1.1 Die Stiftung Park Spiel und Sport

Gustav Böß initiierte 1922 ein Notstandsprogramm mit einem Volumen von 22 Millionen Reichsmark, finanziert durch Stadt, Reich und preußischen Staat, zum Bau von 43 großen Projekten. Beinahe die Hälfte der Kosten wurde durch die von ihm im Dezember 1921 ins Leben gerufene Stiftung „Park Spiel und Sport“ getragen. Böß schaffte es, private Spender zu gewinnen, wodurch die Realisierung des freiflächenpolitischen Sofortprogramms überhaupt erst möglich wurde: „Ich suchte mir Helfer in allen Kreisen der Berliner Bevölkerung, unter der Lehrerschaft, in Handel und Industrie, in Finanzkreisen, und in kurzer Zeit war es möglich, erhebliche Summen zusammenzubringen.“

Bis 1924 wurden die zwölf größten Projekte fertiggestellt. In Pankow entstanden der Sportplatz Pfeilstraße in Niederschönhausen, der David-August-Bolle-Sportplatz in der Blankenfelder Chaussee und der Kissingensportplatz. In der Schönholzer Heide wurde eine Liegewiese mit Sandstrand zum Baden in der Panke angelegt. Bei vielen Projekten wurden Arbeitslose eingesetzt.

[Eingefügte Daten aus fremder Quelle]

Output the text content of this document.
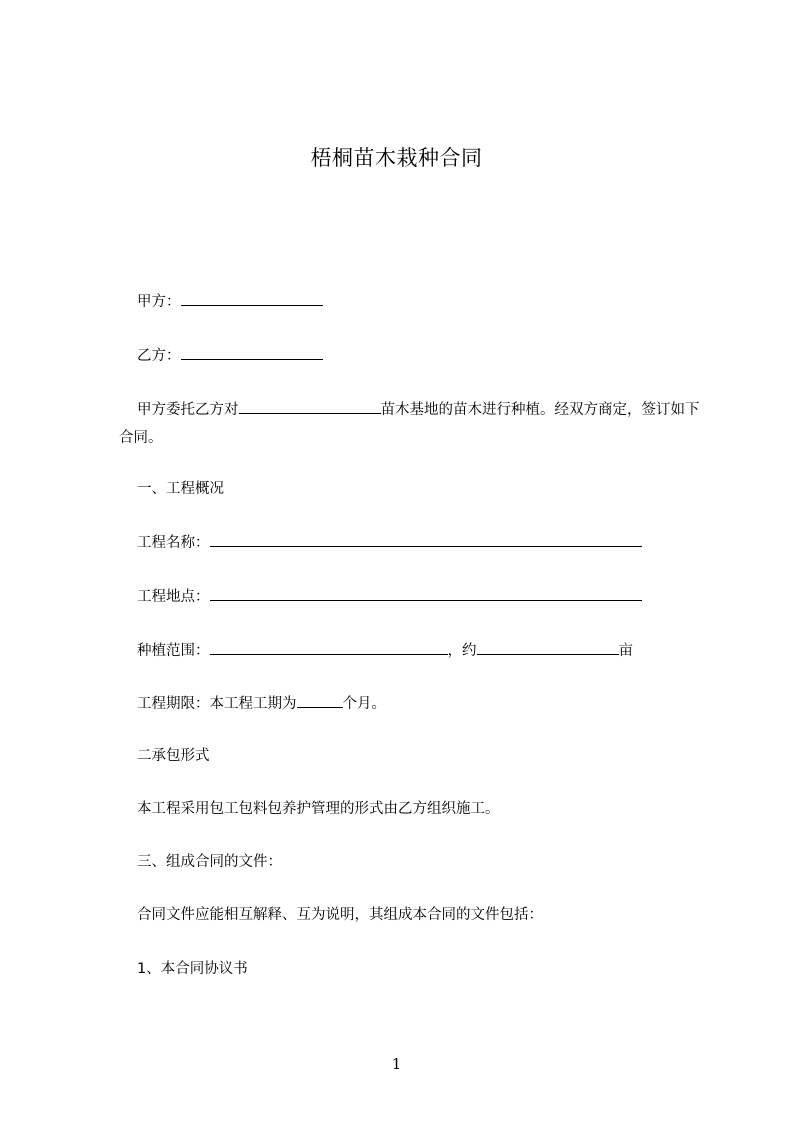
梧桐苗木栽种合同
甲方：
乙方：
甲方委托乙方对	苗木基地的苗木进行种植。经双方商定，签订如下合同。
一、工程概况
工程名称：
工程地点：
种植范围：	，约	亩
工程期限：本工程工期为	个月。
二承包形式
本工程采用包工包料包养护管理的形式由乙方组织施工。
三、组成合同的文件：
合同文件应能相互解释、互为说明，其组成本合同的文件包括：
1、本合同协议书
1
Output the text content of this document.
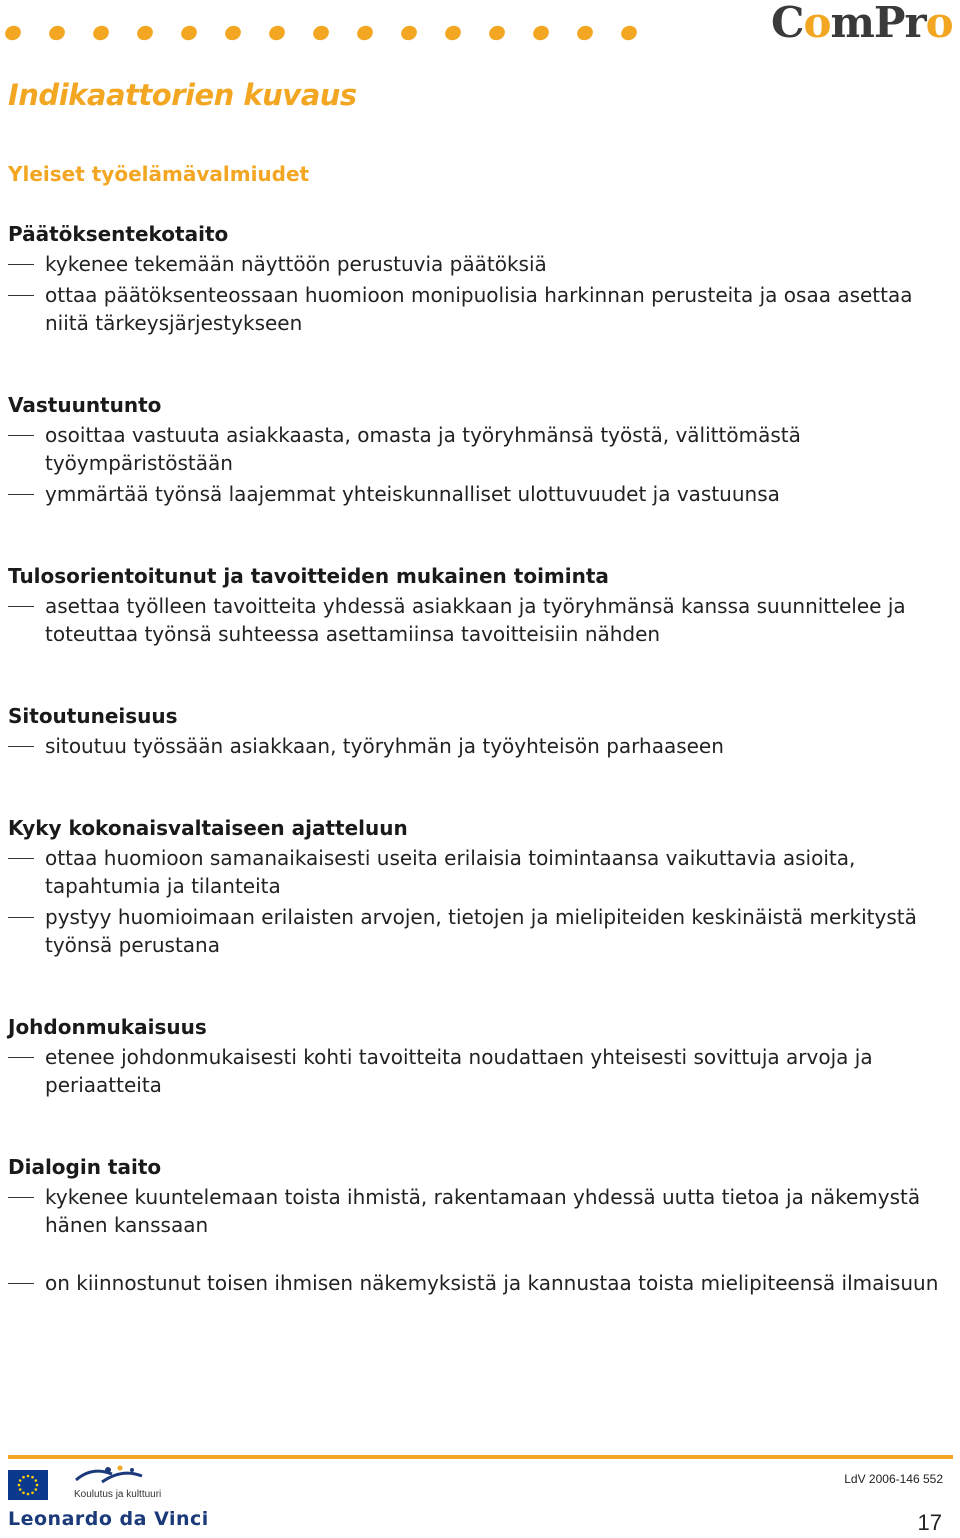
ComPro
Indikaattorien kuvaus
Yleiset työelämävalmiudet
Päätöksentekotaito
kykenee tekemään näyttöön perustuvia päätöksiä
ottaa päätöksenteossaan huomioon monipuolisia harkinnan perusteita ja osaa asettaa niitä tärkeysjärjestykseen
Vastuuntunto
osoittaa vastuuta asiakkaasta, omasta ja työryhmänsä työstä, välittömästä työympäristöstään
ymmärtää työnsä laajemmat yhteiskunnalliset ulottuvuudet ja vastuunsa
Tulosorientoitunut ja tavoitteiden mukainen toiminta
asettaa työlleen tavoitteita yhdessä asiakkaan ja työryhmänsä kanssa suunnittelee ja toteuttaa työnsä suhteessa asettamiinsa tavoitteisiin nähden
Sitoutuneisuus
sitoutuu työssään asiakkaan, työryhmän ja työyhteisön parhaaseen
Kyky kokonaisvaltaiseen ajatteluun
ottaa huomioon samanaikaisesti useita erilaisia toimintaansa vaikuttavia asioita, tapahtumia ja tilanteita
pystyy huomioimaan erilaisten arvojen, tietojen ja mielipiteiden keskinäistä merkitystä työnsä perustana
Johdonmukaisuus
etenee johdonmukaisesti kohti tavoitteita noudattaen yhteisesti sovittuja arvoja ja periaatteita
Dialogin taito
kykenee kuuntelemaan toista ihmistä, rakentamaan yhdessä uutta tietoa ja näkemystä hänen kanssaan
on kiinnostunut toisen ihmisen näkemyksistä ja kannustaa toista mielipiteensä ilmaisuun
Koulutus ja kulttuuri
Leonardo da Vinci
LdV 2006-146 552
17
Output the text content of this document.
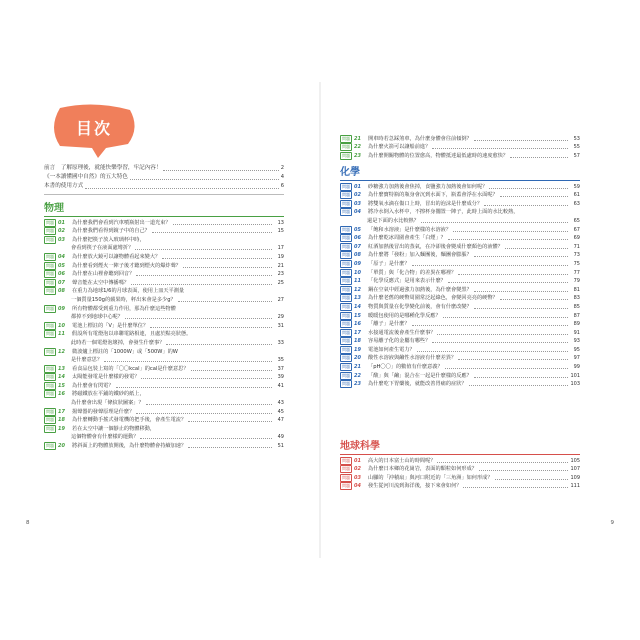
目次
前言　了解原理後，就能快樂學習，牢記內容！	2
《一本讀懂國中自然》的五大特色	4
本書的使用方式	6
物理
問題 01	為什麼我們會看到汽車噴瓶射出一道光束？	13
問題 02	為什麼我們看得到鏡子中的自己？	15
問題 03	為什麼把筷子放入玻璃杯中時，
會看到筷子在液面處彎折？	17
問題 04	為什麼放大鏡可以讓物體看起來變大？	19
問題 05	為什麼看到煙火一陣子後才聽到煙火的爆炸聲？	21
問題 06	為什麼在山裡會聽到回音？	23
問題 07	聲音能在太空中傳播嗎？	25
問題 08	在重力為地球1/6的月球表面，使用上皿天平測量
一個質量150g的蘋果時，秤出來會是多少g？	27
問題 09	所有物體都受到重力作用，那為什麼這些物體
都掉不到地球中心呢？	29
問題 10	電池上標註的「V」是什麼單位？	31
問題 11	假設所有電燈泡以串聯電路相連，且處於點亮狀態。
此時若一個電燈泡壞掉，會發生什麼事？	33
問題 12	微波爐上標註的「1000W」或「500W」的W
是什麼意思？	35
問題 13	看食品包裝上寫的「〇〇kcal」的cal是什麼意思？	37
問題 14	太陽能發電是什麼樣的發電？	39
問題 15	為什麼會有閃電？	41
問題 16	將磁鐵放在平鋪的鐵砂的紙上，
為什麼會出現「條紋狀圖案」？	43
問題 17	揚聲器的發聲原理是什麼？	45
問題 18	為什麼轉動手搖式發電機的把手後，會產生電流？	47
問題 19	若在太空中讓一個靜止的物體移動，
這個物體會有什麼樣的運動？	49
問題 20	將斜面上的物體放開後，為什麼物體會持續加速？	51
8
問題 21	開車時若急踩煞車，為什麼身體會往前傾倒？	53
問題 22	為什麼火箭可以讓船前進？	55
問題 23	為什麼開關物體的位置愈高，物體抵達最低處時的速度愈快？	57
化學
問題 01	砂糖強力加熱後會焦掉，食鹽強力加熱後會如何呢？	59
問題 02	為什麼寶特瓶的瓶身會沉到水面下，瓶蓋會浮在水面呢？	61
問題 03	將雙氧水滴在傷口上時，冒出的泡沫是什麼成分？	63
問題 04	將冷水倒入水杯中，不擦杯身擱置一陣子，此時上面的水比較熱，
還是下面的水比較熱？	65
問題 05	「飽和水溶液」是什麼樣的水溶液？	67
問題 06	為什麼乾冰周圍會產生「白煙」？	69
問題 07	紅酒加熱後冒出的蒸氣，在冷卻後會變成什麼顏色的液體？	71
問題 08	為什麼將「發粉」加入麵團後，麵團會膨脹？	73
問題 09	「原子」是什麼？	75
問題 10	「單質」與「化合物」的差異在哪裡？	77
問題 11	「化學反應式」是用來表示什麼？	79
問題 12	鋼在空氣中經過強力加熱後，為什麼會變黑？	81
問題 13	為什麼老舊的硬幣周圍常泛起綠色，會變回亮亮的硬幣？	83
問題 14	物質與質量在化學變化前後，會有什麼改變？	85
問題 15	暖暖包使用的是哪種化學反應？	87
問題 16	「離子」是什麼？	89
問題 17	水接通電流後會產生什麼事？	91
問題 18	容易離子化的金屬有哪些？	93
問題 19	電池如何產生電力？	95
問題 20	酸性水溶液與鹼性水溶液有什麼差異？	97
問題 21	「pH〇〇」的數值有什麼意義？	99
問題 22	「酸」與「鹼」混合在一起是什麼樣的反應？	101
問題 23	為什麼吃下胃藥後，就能改善胃痛的症狀？	103
地球科學
問題 01	高大的日本富士山的時間呢？	105
問題 02	為什麼日本鄉的花崗岩，表面的顆粒如何形成？	107
問題 03	山腳的「沖積扇」與河口附近的「三角洲」如何形成？	109
問題 04	發生從河川流到海洋後，接下來會如何？	111
9
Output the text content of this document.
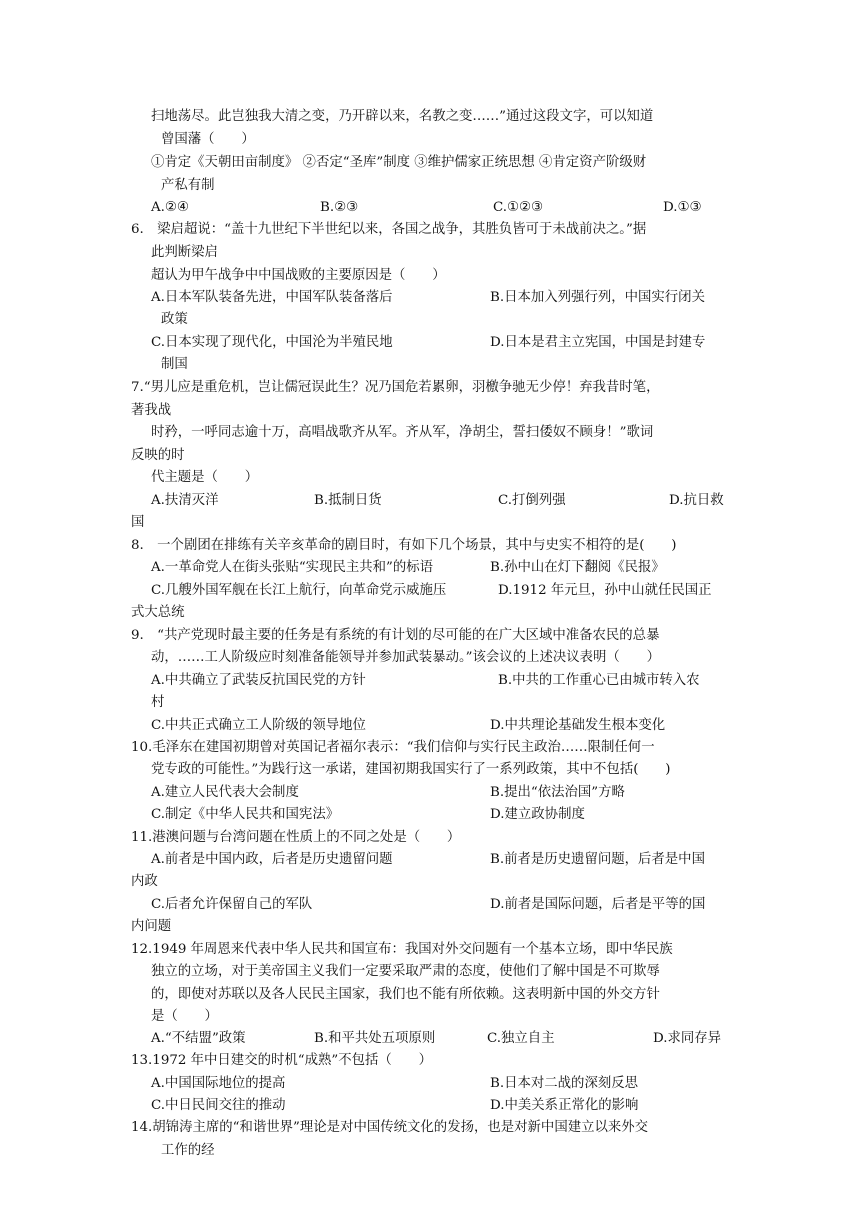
扫地荡尽。此岂独我大清之变，乃开辟以来，名教之变……”通过这段文字，可以知道
曾国藩（　　）
①肯定《天朝田亩制度》 ②否定“圣库”制度 ③维护儒家正统思想 ④肯定资产阶级财
产私有制
A.②④	B.②③	C.①②③	D.①③
6.　梁启超说：“盖十九世纪下半世纪以来，各国之战争，其胜负皆可于未战前决之。”据
此判断梁启
超认为甲午战争中中国战败的主要原因是（　　）
A.日本军队装备先进，中国军队装备落后	B.日本加入列强行列，中国实行闭关
政策
C.日本实现了现代化，中国沦为半殖民地	D.日本是君主立宪国，中国是封建专
制国
7.“男儿应是重危机，岂让儒冠误此生？况乃国危若累卵，羽檄争驰无少停！弃我昔时笔，
著我战
时矜，一呼同志逾十万，高唱战歌齐从军。齐从军，净胡尘，誓扫倭奴不顾身！”歌词
反映的时
代主题是（　　）
A.扶清灭洋	B.抵制日货	C.打倒列强	D.抗日救
国
8.　一个剧团在排练有关辛亥革命的剧目时，有如下几个场景，其中与史实不相符的是(　　)
A.一革命党人在街头张贴“实现民主共和”的标语	B.孙中山在灯下翻阅《民报》
C.几艘外国军舰在长江上航行，向革命党示威施压	D.1912 年元旦，孙中山就任民国正
式大总统
9.　“共产党现时最主要的任务是有系统的有计划的尽可能的在广大区域中准备农民的总暴
动，……工人阶级应时刻准备能领导并参加武装暴动。”该会议的上述决议表明（　　）
A.中共确立了武装反抗国民党的方针	B.中共的工作重心已由城市转入农
村
C.中共正式确立工人阶级的领导地位	D.中共理论基础发生根本变化
10.毛泽东在建国初期曾对英国记者福尔表示：“我们信仰与实行民主政治……限制任何一
党专政的可能性。”为践行这一承诺，建国初期我国实行了一系列政策，其中不包括(　　)
A.建立人民代表大会制度	B.提出“依法治国”方略
C.制定《中华人民共和国宪法》	D.建立政协制度
11.港澳问题与台湾问题在性质上的不同之处是（　　）
A.前者是中国内政，后者是历史遗留问题	B.前者是历史遗留问题，后者是中国
内政
C.后者允许保留自己的军队	D.前者是国际问题，后者是平等的国
内问题
12.1949 年周恩来代表中华人民共和国宣布：我国对外交问题有一个基本立场，即中华民族
独立的立场，对于美帝国主义我们一定要采取严肃的态度，使他们了解中国是不可欺辱
的，即使对苏联以及各人民民主国家，我们也不能有所依赖。这表明新中国的外交方针
是（　　）
A.“不结盟”政策	B.和平共处五项原则	C.独立自主	D.求同存异
13.1972 年中日建交的时机“成熟”不包括（　　）
A.中国国际地位的提高	B.日本对二战的深刻反思
C.中日民间交往的推动	D.中美关系正常化的影响
14.胡锦涛主席的“和谐世界”理论是对中国传统文化的发扬，也是对新中国建立以来外交
工作的经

Der David-August-Bolle-Sportplatz in der Blankenfelder Chaussee, 1928. Die Sportstätte wurde mit einer schmückenden Parkanlage versehen, damit sich die Älteren an der frischen Luft erholen konnten und der Jugend beim Sporttreiben zusehen. Quelle: Landesarchiv Berlin
Der Sportplatz in der Pfeilstraße in Niederschönhausen, 1928. Quelle: Landesarchiv Berlin
Der Sportplatz in der Kissingenstraße, 1928. Quelle: Landesarchiv Berlin

1.2 Rettet die Heide! Eine Bürgerinitiative für die Schönholzer Heide

Um die Jahrhundertwende, zur Zeit des Baumbooms, plante der preußische Forstfiskus, die Schönholzer Heide abzuholzen und zu parzellieren. Zur Vermarktung des Vorhabens wurde sogar eine Postkarte gedruckt: „Die Schönholzer Heide wird parcelliert.“ Um das zu verhindern, gründete sich der Verein „Rettet die Heide“. Seine Argumente für den Erhalt der Heide als Ausflugsziel hatten Gewicht: An den Wochenenden kamen bis zu 60.000 Besucher. Hier gab es Erholungsstätten, die das DRK und andere Wohlfahrtsverbände für bedürftige Frauen und Kinder eingerichtet hatten. Gemeinsam mit Wilhelm Kuhr, dem damaligen Bürgermeister von Pankow, schaffte es der Verein, den Park zu erhalten.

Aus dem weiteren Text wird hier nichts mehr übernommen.